Hacker Newsnew | past | comments | ask | show | jobs | submitlogin

> 1. Healthy patients cost less in the long term. Solving for long term issues (type 2 diabetes!) vs. the immediate issue and getting someone out the door is profit seeking.

This is an extremely common misconception. Luckily, you've picked a really easy example to illustrate.

"Solving" type 2 diabetes is an incredibly tricky problem. It's not something that can even be measured in the short-term, let alone solved. It's also quite individualized, more so than probably any other common diagnosis except cancer.
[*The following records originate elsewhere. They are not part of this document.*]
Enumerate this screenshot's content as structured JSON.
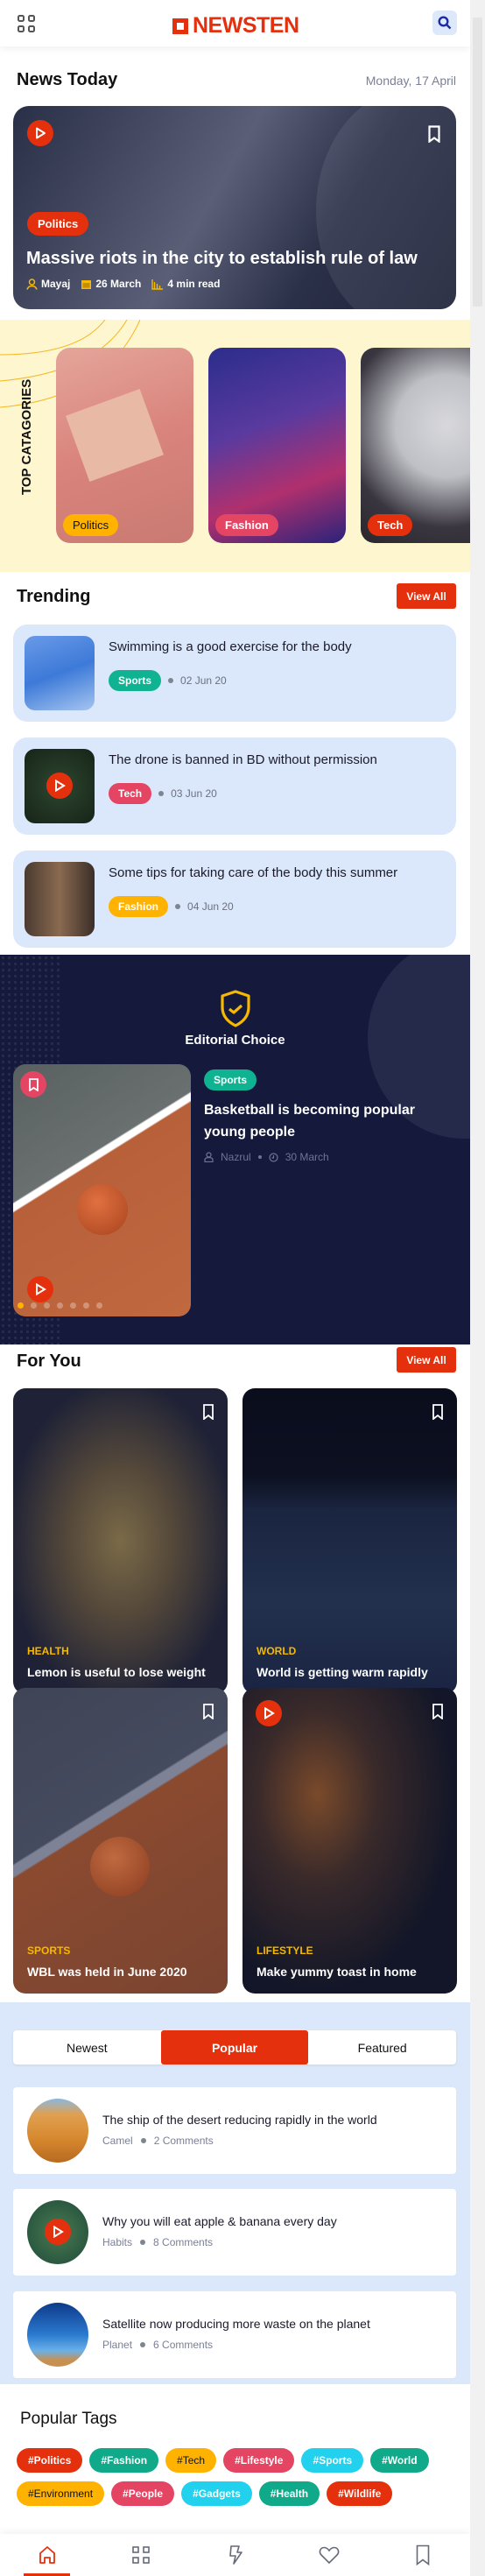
{
  "header": {
    "logo": "NEWSTEN",
    "menu_icon": "grid-icon",
    "search_icon": "search-icon"
  },
  "colors": {
    "accent": "#e5300e",
    "yellow": "#ffb300",
    "green": "#10b391",
    "pink": "#e44563",
    "cyan": "#22d1ee",
    "navy": "#151a3d"
  },
  "news_today": {
    "title": "News Today",
    "date": "Monday, 17 April",
    "hero": {
      "category": "Politics",
      "headline": "Massive riots in the city to establish rule of law",
      "author": "Mayaj",
      "date": "26 March",
      "read_time": "4 min read"
    }
  },
  "top_categories": {
    "title": "TOP CATAGORIES",
    "items": [
      {
        "label": "Politics"
      },
      {
        "label": "Fashion"
      },
      {
        "label": "Tech"
      }
    ]
  },
  "trending": {
    "title": "Trending",
    "view_all": "View All",
    "items": [
      {
        "title": "Swimming is a good exercise for the body",
        "category": "Sports",
        "date": "02 Jun 20"
      },
      {
        "title": "The drone is banned in BD without permission",
        "category": "Tech",
        "date": "03 Jun 20"
      },
      {
        "title": "Some tips for taking care of the body this summer",
        "category": "Fashion",
        "date": "04 Jun 20"
      }
    ]
  },
  "editorial": {
    "title": "Editorial Choice",
    "category": "Sports",
    "headline": "Basketball is becoming popular young people",
    "author": "Nazrul",
    "date": "30 March",
    "slides": 7,
    "active_slide": 1
  },
  "for_you": {
    "title": "For You",
    "view_all": "View All",
    "items": [
      {
        "category": "HEALTH",
        "title": "Lemon is useful to lose weight"
      },
      {
        "category": "WORLD",
        "title": "World is getting warm rapidly"
      },
      {
        "category": "SPORTS",
        "title": "WBL was held in June 2020"
      },
      {
        "category": "LIFESTYLE",
        "title": "Make yummy toast in home"
      }
    ]
  },
  "tabs": {
    "items": [
      "Newest",
      "Popular",
      "Featured"
    ],
    "active": "Popular",
    "list": [
      {
        "title": "The ship of the desert reducing rapidly in the world",
        "tag": "Camel",
        "comments": "2 Comments"
      },
      {
        "title": "Why you will eat apple & banana every day",
        "tag": "Habits",
        "comments": "8 Comments"
      },
      {
        "title": "Satellite now producing more waste on the planet",
        "tag": "Planet",
        "comments": "6 Comments"
      }
    ]
  },
  "popular_tags": {
    "title": "Popular Tags",
    "items": [
      "#Politics",
      "#Fashion",
      "#Tech",
      "#Lifestyle",
      "#Sports",
      "#World",
      "#Environment",
      "#People",
      "#Gadgets",
      "#Health",
      "#Wildlife"
    ]
  },
  "bottom_nav": {
    "items": [
      "home-icon",
      "grid-icon",
      "flash-icon",
      "heart-icon",
      "bookmark-icon"
    ],
    "active": "home-icon"
  }
}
There's no magic bullet intervention, and it takes a lot of active work to build the provider-patient relationship to a point where it can identify the appropriate interventions for that patient, identify problems with those interventions, and help the patient execute on them successfully.

Because it's so individualized, and because it's so long-term, any system designed to "streamline" that is ultimately going to fail, because the curse of dimensionality will inevitably collapse away the requisite information, and the pursuit of short-term profit will inevitably cause the system to prioritize short-term interventions over long-term ones which will actually address the issue.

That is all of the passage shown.